Si à ce jour « aucun cas d’infection au Covid-19 n’a été signalé dans les camps réfugiés », l’agence onusienne note toutefois qu’il y a 10 cas confirmés de coronavirus parmi les réfugiés et les demandeurs d’asile en Allemagne.

« A notre connaissance, dix réfugiés parmi l’ensemble des personnes contaminées en Allemagne ont en effet contracté le virus Covid-19 en Allemagne. Ce sont les seules personnes à notre connaissance parmi les réfugiés qui ont à ce jour contracté la maladie », a précisé la porte-parole du HCR.

Il s’agit de personnes qui sont soit des réfugiés soit des demandeurs d’asile. Les cas ont été signalés à Munich, Berlin et Heidelberg. « Il y a un nombre de cas très limité qui ont été détectés en Allemagne », a insisté Mme Pouilly, tout en ajoutant que ces personnes sont soignées et prises en charge par les autorités sanitaires allemandes.

Selon l’Organisation mondiale de la santé (OMS), avec 6.012 cas confirmés et13 décès, Berlin est le 4e pays le plus touché en Europe après l’Italie, l’Espagne et la France. « Nous sommes en contact avec les autorités allemandes parce que nous devons respecter l’impératif d’éloignement pour éviter les contagions », a souligné la porte-parole.

Le HCR suspend provisoirement ses vols de réinstallation

Une façon pour l’agence onusienne de souligner que le virus peut toucher toutes les populations et il est de la responsabilité collective de veiller à ce que la réponse mondiale prenne tout le monde en compte. Si aucun cas n’a été jusqu’ici notifié dans un camp, le HCR travaille d’ailleurs sur l’accès à l’eau et à l’assainissement. « La première priorité, c’est d’éviter toute contagion et les réfugiés sont sensibilisés », a précisé Cécile Pouilly qui note dans certains endroits, le HCR a augmenté la distribution de savon dans les camps de Kakuma ou de Daadab, au Kenya.

« C’est dans l’intérêt de tous de s’assurer que les mesures prises en place pour détecter, isoler et traiter les patients, soient mises en œuvre pour l’ensemble des personnes sur un territoire donné », a insisté Mme Pouilly.

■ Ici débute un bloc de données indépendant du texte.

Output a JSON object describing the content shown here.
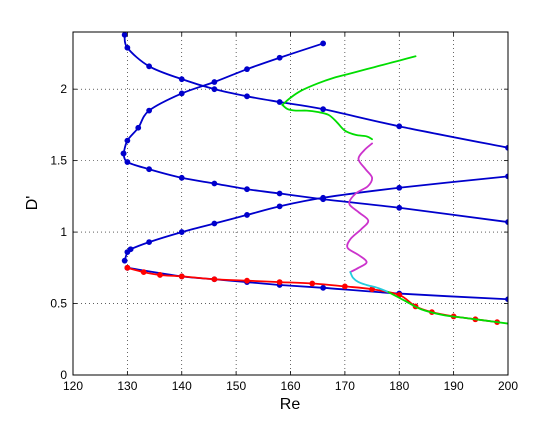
{
  "chart_data": {
    "type": "line",
    "title": "",
    "xlabel": "Re",
    "ylabel": "D'",
    "xlim": [
      120,
      200
    ],
    "ylim": [
      0,
      2.4
    ],
    "xticks": [
      120,
      130,
      140,
      150,
      160,
      170,
      180,
      190,
      200
    ],
    "xtick_labels": [
      "120",
      "130",
      "140",
      "150",
      "160",
      "170",
      "180",
      "190",
      "200"
    ],
    "yticks": [
      0,
      0.5,
      1,
      1.5,
      2
    ],
    "ytick_labels": [
      "0",
      "0.5",
      "1",
      "1.5",
      "2"
    ],
    "grid": "dotted",
    "colors": {
      "blue": "#0000cc",
      "red": "#ff0000",
      "green": "#00dd00",
      "magenta": "#cc33cc",
      "cyan": "#22ccdd"
    },
    "series": [
      {
        "color": "blue",
        "markers": true,
        "x": [
          129.5,
          130.0,
          130.6,
          134.0,
          140.0,
          146.0,
          152.0,
          158.0,
          166.0,
          180.0,
          200.0
        ],
        "y": [
          0.8,
          0.86,
          0.88,
          0.93,
          1.0,
          1.06,
          1.12,
          1.18,
          1.24,
          1.31,
          1.39
        ]
      },
      {
        "color": "blue",
        "markers": true,
        "x": [
          130.0,
          140.0,
          146.0,
          152.0,
          158.0,
          166.0,
          180.0,
          200.0
        ],
        "y": [
          0.75,
          0.69,
          0.67,
          0.65,
          0.63,
          0.61,
          0.57,
          0.53
        ]
      },
      {
        "color": "blue",
        "markers": true,
        "x": [
          129.3,
          130.0,
          134.0,
          140.0,
          146.0,
          152.0,
          158.0,
          166.0,
          180.0,
          200.0
        ],
        "y": [
          1.55,
          1.49,
          1.44,
          1.38,
          1.34,
          1.3,
          1.27,
          1.23,
          1.17,
          1.07
        ]
      },
      {
        "color": "blue",
        "markers": true,
        "x": [
          129.3,
          130.0,
          132.0,
          134.0,
          140.0,
          146.0,
          152.0,
          158.0,
          166.0
        ],
        "y": [
          1.55,
          1.64,
          1.73,
          1.85,
          1.97,
          2.05,
          2.14,
          2.22,
          2.32
        ]
      },
      {
        "color": "blue",
        "markers": true,
        "x": [
          129.5,
          130.0,
          134.0,
          140.0,
          146.0,
          152.0,
          158.0,
          166.0,
          180.0,
          200.0
        ],
        "y": [
          2.38,
          2.29,
          2.16,
          2.07,
          2.0,
          1.95,
          1.91,
          1.86,
          1.74,
          1.59
        ]
      },
      {
        "color": "red",
        "markers": true,
        "x": [
          130.0,
          133.0,
          136.0,
          140.0,
          146.0,
          152.0,
          158.0,
          164.0,
          170.0,
          175.0,
          180.0,
          183.0,
          186.0,
          190.0,
          194.0,
          198.0
        ],
        "y": [
          0.75,
          0.72,
          0.7,
          0.69,
          0.67,
          0.66,
          0.65,
          0.64,
          0.62,
          0.6,
          0.56,
          0.48,
          0.44,
          0.41,
          0.39,
          0.37
        ]
      },
      {
        "color": "green",
        "markers": false,
        "x": [
          158.5,
          160.0,
          162.0,
          165.0,
          168.0,
          171.0,
          174.0,
          176.0,
          178.0,
          180.0,
          183.0
        ],
        "y": [
          1.89,
          1.94,
          1.99,
          2.04,
          2.08,
          2.11,
          2.14,
          2.16,
          2.18,
          2.2,
          2.23
        ]
      },
      {
        "color": "green",
        "markers": false,
        "x": [
          158.5,
          159.5,
          161.0,
          163.0,
          165.0,
          167.0,
          168.5,
          170.0,
          172.0,
          174.0,
          175.0
        ],
        "y": [
          1.89,
          1.86,
          1.85,
          1.85,
          1.84,
          1.82,
          1.77,
          1.71,
          1.68,
          1.67,
          1.65
        ]
      },
      {
        "color": "magenta",
        "markers": false,
        "x": [
          175.0,
          173.5,
          172.5,
          173.8,
          175.0,
          174.2,
          172.0,
          170.8,
          172.5,
          174.3,
          173.0,
          171.0,
          170.5,
          172.5,
          174.0,
          172.5,
          171.0
        ],
        "y": [
          1.62,
          1.57,
          1.51,
          1.44,
          1.38,
          1.32,
          1.27,
          1.2,
          1.14,
          1.08,
          1.02,
          0.95,
          0.89,
          0.84,
          0.79,
          0.75,
          0.72
        ]
      },
      {
        "color": "cyan",
        "markers": false,
        "x": [
          171.0,
          171.5,
          172.5,
          174.0,
          176.0,
          178.0
        ],
        "y": [
          0.72,
          0.68,
          0.65,
          0.63,
          0.61,
          0.58
        ]
      },
      {
        "color": "green",
        "markers": false,
        "x": [
          178.0,
          181.0,
          184.0,
          188.0,
          192.0,
          196.0,
          200.0
        ],
        "y": [
          0.58,
          0.52,
          0.46,
          0.42,
          0.4,
          0.38,
          0.36
        ]
      }
    ]
  }
}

De façon générale, la réponse du HCR au COVID-19 s’appuie sur son expérience antérieure face aux épidémies du SRAS, d’Ebola et de la grippe.

Par ailleurs, le HCR demande aux États de veiller à ce que les droits des demandeurs d’asile soient respectés de façon égale au cas où des restrictions à l’entrée, au voyage et à la liberté de mouvement seraient imposées.

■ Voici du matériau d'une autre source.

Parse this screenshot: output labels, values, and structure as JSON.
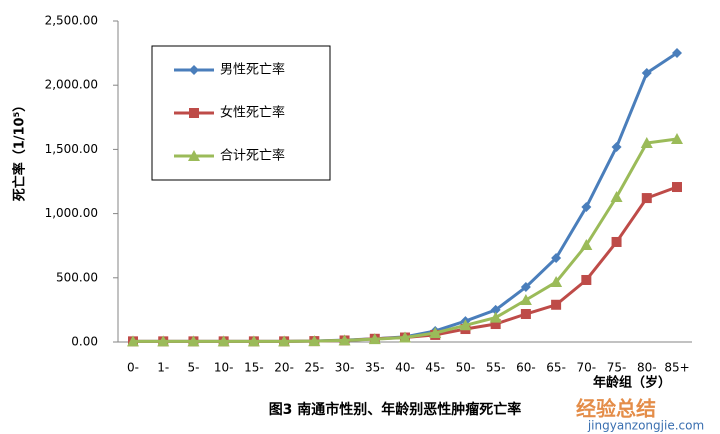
{
  "chart_data": {
    "type": "line",
    "title": "图3 南通市性别、年龄别恶性肿瘤死亡率",
    "y_label": "死亡率（1/10⁵）",
    "x_label": "年龄组（岁）",
    "categories": [
      "0-",
      "1-",
      "5-",
      "10-",
      "15-",
      "20-",
      "25-",
      "30-",
      "35-",
      "40-",
      "45-",
      "50-",
      "55-",
      "60-",
      "65-",
      "70-",
      "75-",
      "80-",
      "85+"
    ],
    "series": [
      {
        "name": "男性死亡率",
        "color": "#4a7ebb",
        "marker": "diamond",
        "values": [
          5,
          5,
          5,
          5,
          5,
          5,
          8,
          15,
          25,
          40,
          86,
          163,
          250,
          428,
          654,
          1051,
          1519,
          2095,
          2251
        ]
      },
      {
        "name": "女性死亡率",
        "color": "#be4b48",
        "marker": "square",
        "values": [
          5,
          5,
          5,
          5,
          5,
          5,
          7,
          12,
          25,
          35,
          55,
          101,
          140,
          218,
          290,
          483,
          779,
          1121,
          1207
        ]
      },
      {
        "name": "合计死亡率",
        "color": "#9bbb59",
        "marker": "triangle",
        "values": [
          5,
          5,
          5,
          5,
          5,
          5,
          7,
          13,
          22,
          35,
          70,
          130,
          190,
          327,
          467,
          755,
          1129,
          1550,
          1581
        ]
      }
    ],
    "ylim": [
      0,
      2500
    ],
    "yticks": [
      {
        "value": 0,
        "label": "0.00"
      },
      {
        "value": 500,
        "label": "500.00"
      },
      {
        "value": 1000,
        "label": "1,000.00"
      },
      {
        "value": 1500,
        "label": "1,500.00"
      },
      {
        "value": 2000,
        "label": "2,000.00"
      },
      {
        "value": 2500,
        "label": "2,500.00"
      }
    ],
    "legend": "upper left"
  },
  "watermark": {
    "brand": "经验总结",
    "url": "jingyanzongjie.com"
  }
}
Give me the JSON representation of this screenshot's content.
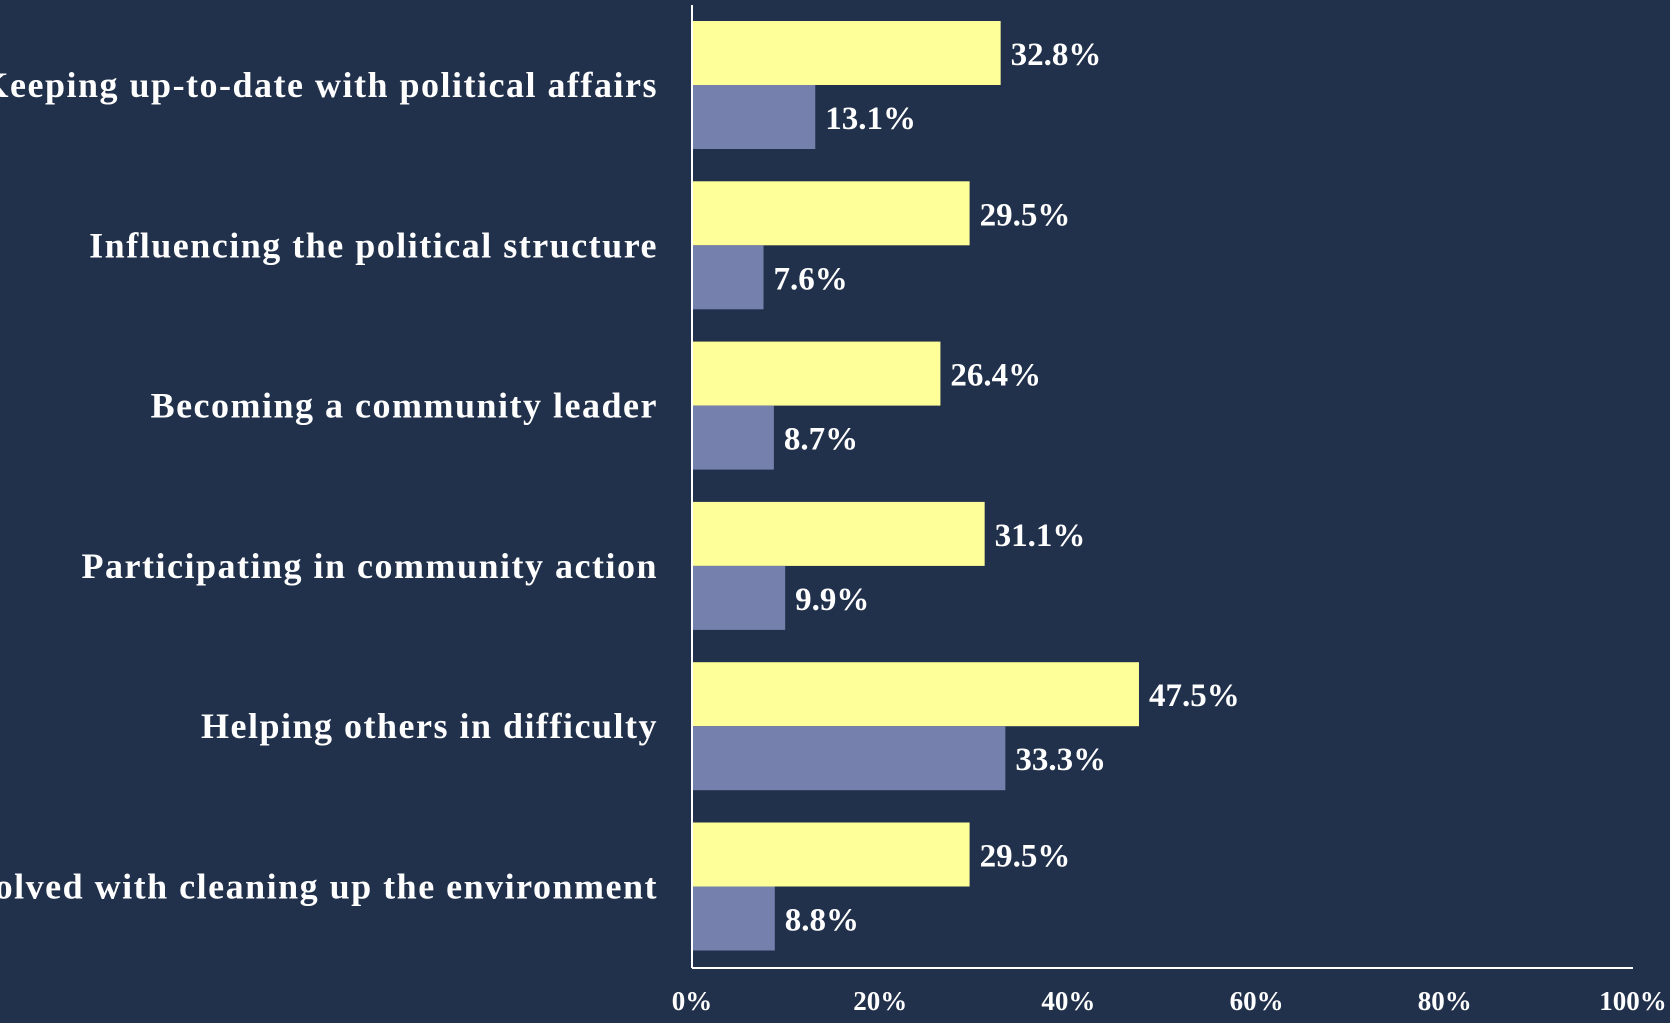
{
  "chart_data": {
    "type": "bar",
    "orientation": "horizontal",
    "title": "",
    "xlabel": "",
    "ylabel": "",
    "categories": [
      "Keeping up-to-date with political affairs",
      "Influencing the political structure",
      "Becoming a community leader",
      "Participating in community action",
      "Helping others in difficulty",
      "Involved with cleaning up the environment"
    ],
    "series": [
      {
        "values": [
          32.8,
          29.5,
          26.4,
          31.1,
          47.5,
          29.5
        ],
        "labels": [
          "32.8%",
          "29.5%",
          "26.4%",
          "31.1%",
          "47.5%",
          "29.5%"
        ],
        "color": "#ffff99"
      },
      {
        "values": [
          13.1,
          7.6,
          8.7,
          9.9,
          33.3,
          8.8
        ],
        "labels": [
          "13.1%",
          "7.6%",
          "8.7%",
          "9.9%",
          "33.3%",
          "8.8%"
        ],
        "color": "#7580ad"
      }
    ],
    "xlim": [
      0,
      100
    ],
    "x_ticks": [
      0,
      20,
      40,
      60,
      80,
      100
    ],
    "x_tick_labels": [
      "0%",
      "20%",
      "40%",
      "60%",
      "80%",
      "100%"
    ],
    "grid": false,
    "legend": "none",
    "colors": {
      "background": "#21314c",
      "axis": "#ffffff",
      "text": "#ffffff"
    }
  }
}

« Nous redoutons que les restrictions aux frontières, tout à fait compréhensibles pour des raisons sanitaires,  n’aboutissent à une restriction du droit d’asile. Nous avons déjà alerté les gouvernements, sur la nécessité de prendre bien sûr des mesures pour protéger les citoyens, mais pour s’assurer que ces mesures n’aboutissent pas à des cas de refoulement aux frontières », a ajouté la porte-parole du HCR.

L’agence onusienne annonce d’ailleurs qu’elle compte suspendre, à compter de ce jour, « les vols de réinstallation jusqu’à nouvel ordre ». « Car nous ne pouvons pas prendre le risque d’exposer les réfugiés ni exposer les pays de réinstallation à d’autres cas de contamination », a fait remarquer Cécile Pouilly.